Again, maybe. After all, dolls and toys (or cars, for that matter) aren’t alive; any sense of an interior life is simply a projection we make. And yet, the need to name seems a universal human trait.
When I was a child I had my favorite toys, the ones I wanted to play with all the time – but, fairly regularly, I’d dig through the toy box and pull out toys to play with I really didn’t care for that much, because I didn’t want them to feel sad and abandoned (a childhood emotion Pixar taps into with their Toy Story film series). Can’t say I ever really got past that; even today, I have three favorite coffee mugs – one I drink from during the week, the other two on alternate weekends – but at least once very couple weeks I root around the back of the cupboard and pull out one of many cups I’m not fond of at all, just because I don’t want to hurt their feelings (which says more about me than the cup, as I project a sense of interiority onto these objects).
And I name everything, or so it seems. My Nissan Murano is named Sophie; my wife’s little Ford Escort is Katie; we call our Deik robo-vacuum Hazel (after the maid played by Shirley Booth in the black-and-white television sit-com we both watched as children); our printer is called Hermes, and even our Navigator pool sweep is named Henry (after Prince Henry the Navigator, son and brother to kings of Portugal, who was a driving force behind the Age of Exploration). The practical effect of such fancies is that these items are, from my perspective, imbued with soul; inanimate objects they may technically be, but a “Thou” rather than an “It” to me – and so I find myself going the extra mile to extend their lives. Over the years I have been advised to discard our pool sweep and upgrade, advice I would follow if I thought of it as nothing but a tool – but I just can’t arbitrarily do that to Henry, so we repair him and forge on.
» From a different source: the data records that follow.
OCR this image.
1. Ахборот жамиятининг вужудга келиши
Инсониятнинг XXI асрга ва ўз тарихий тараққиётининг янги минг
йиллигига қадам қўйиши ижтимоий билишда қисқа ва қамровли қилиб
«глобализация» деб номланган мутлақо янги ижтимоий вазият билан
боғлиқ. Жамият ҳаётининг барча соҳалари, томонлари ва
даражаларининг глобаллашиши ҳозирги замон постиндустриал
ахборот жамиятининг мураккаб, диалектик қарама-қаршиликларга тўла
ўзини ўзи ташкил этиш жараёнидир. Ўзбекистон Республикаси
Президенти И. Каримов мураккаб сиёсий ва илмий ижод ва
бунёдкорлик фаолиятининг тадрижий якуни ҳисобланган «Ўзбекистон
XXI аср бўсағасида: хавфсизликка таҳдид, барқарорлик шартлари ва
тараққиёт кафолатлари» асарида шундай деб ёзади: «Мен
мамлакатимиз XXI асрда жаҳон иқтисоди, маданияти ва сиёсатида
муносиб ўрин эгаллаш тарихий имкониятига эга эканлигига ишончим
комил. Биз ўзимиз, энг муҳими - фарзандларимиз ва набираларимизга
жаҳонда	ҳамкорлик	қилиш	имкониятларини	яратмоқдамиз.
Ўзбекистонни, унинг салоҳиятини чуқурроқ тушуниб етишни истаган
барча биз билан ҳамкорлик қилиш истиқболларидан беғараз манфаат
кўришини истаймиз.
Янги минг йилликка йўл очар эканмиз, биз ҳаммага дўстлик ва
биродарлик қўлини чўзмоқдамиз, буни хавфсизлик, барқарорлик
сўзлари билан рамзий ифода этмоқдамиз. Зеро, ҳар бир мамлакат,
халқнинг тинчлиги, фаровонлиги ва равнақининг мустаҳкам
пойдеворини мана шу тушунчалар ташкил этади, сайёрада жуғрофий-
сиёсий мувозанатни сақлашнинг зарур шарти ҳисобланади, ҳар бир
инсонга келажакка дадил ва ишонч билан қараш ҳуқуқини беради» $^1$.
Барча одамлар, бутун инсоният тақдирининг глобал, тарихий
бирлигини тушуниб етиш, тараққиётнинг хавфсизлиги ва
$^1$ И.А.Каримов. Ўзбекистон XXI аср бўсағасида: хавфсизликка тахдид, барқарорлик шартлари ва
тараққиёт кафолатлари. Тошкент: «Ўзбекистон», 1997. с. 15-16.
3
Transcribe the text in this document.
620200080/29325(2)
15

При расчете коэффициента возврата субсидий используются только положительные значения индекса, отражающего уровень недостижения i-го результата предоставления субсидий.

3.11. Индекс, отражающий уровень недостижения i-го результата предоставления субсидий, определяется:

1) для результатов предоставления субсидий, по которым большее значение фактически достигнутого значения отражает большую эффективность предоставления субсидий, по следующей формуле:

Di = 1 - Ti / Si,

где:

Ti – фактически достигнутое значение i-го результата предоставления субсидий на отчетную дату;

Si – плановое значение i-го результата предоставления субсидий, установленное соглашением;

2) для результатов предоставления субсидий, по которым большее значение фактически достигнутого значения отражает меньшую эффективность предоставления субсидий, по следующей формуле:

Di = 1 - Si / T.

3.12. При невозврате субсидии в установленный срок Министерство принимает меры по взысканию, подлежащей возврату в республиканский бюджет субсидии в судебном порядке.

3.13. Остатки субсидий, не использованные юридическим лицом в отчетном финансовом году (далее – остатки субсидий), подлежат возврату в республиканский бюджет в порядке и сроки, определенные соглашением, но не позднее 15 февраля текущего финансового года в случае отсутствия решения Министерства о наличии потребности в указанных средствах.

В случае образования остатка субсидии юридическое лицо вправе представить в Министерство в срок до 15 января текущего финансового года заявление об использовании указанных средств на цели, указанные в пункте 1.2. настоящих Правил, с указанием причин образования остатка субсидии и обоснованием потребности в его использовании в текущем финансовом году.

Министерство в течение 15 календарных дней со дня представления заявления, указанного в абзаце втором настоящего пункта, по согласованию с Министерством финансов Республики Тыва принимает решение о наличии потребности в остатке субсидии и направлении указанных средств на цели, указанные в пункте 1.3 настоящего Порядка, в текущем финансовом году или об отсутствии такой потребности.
This may be why I was so enamored of novelist Tom Robbins, whose characters include not just humans, but cigarette packages, spoons, and other “inanimate” objects with an animated interior life. No surprise that Jitterbug Perfume, my favorite Robbins novel, was written after he returned from a trip to Chichén-Itza in the Yucatan and elsewhere in Mexico with one Joseph Campbell.
So I am not surprised Joe named his little red VW bug “The Gander.”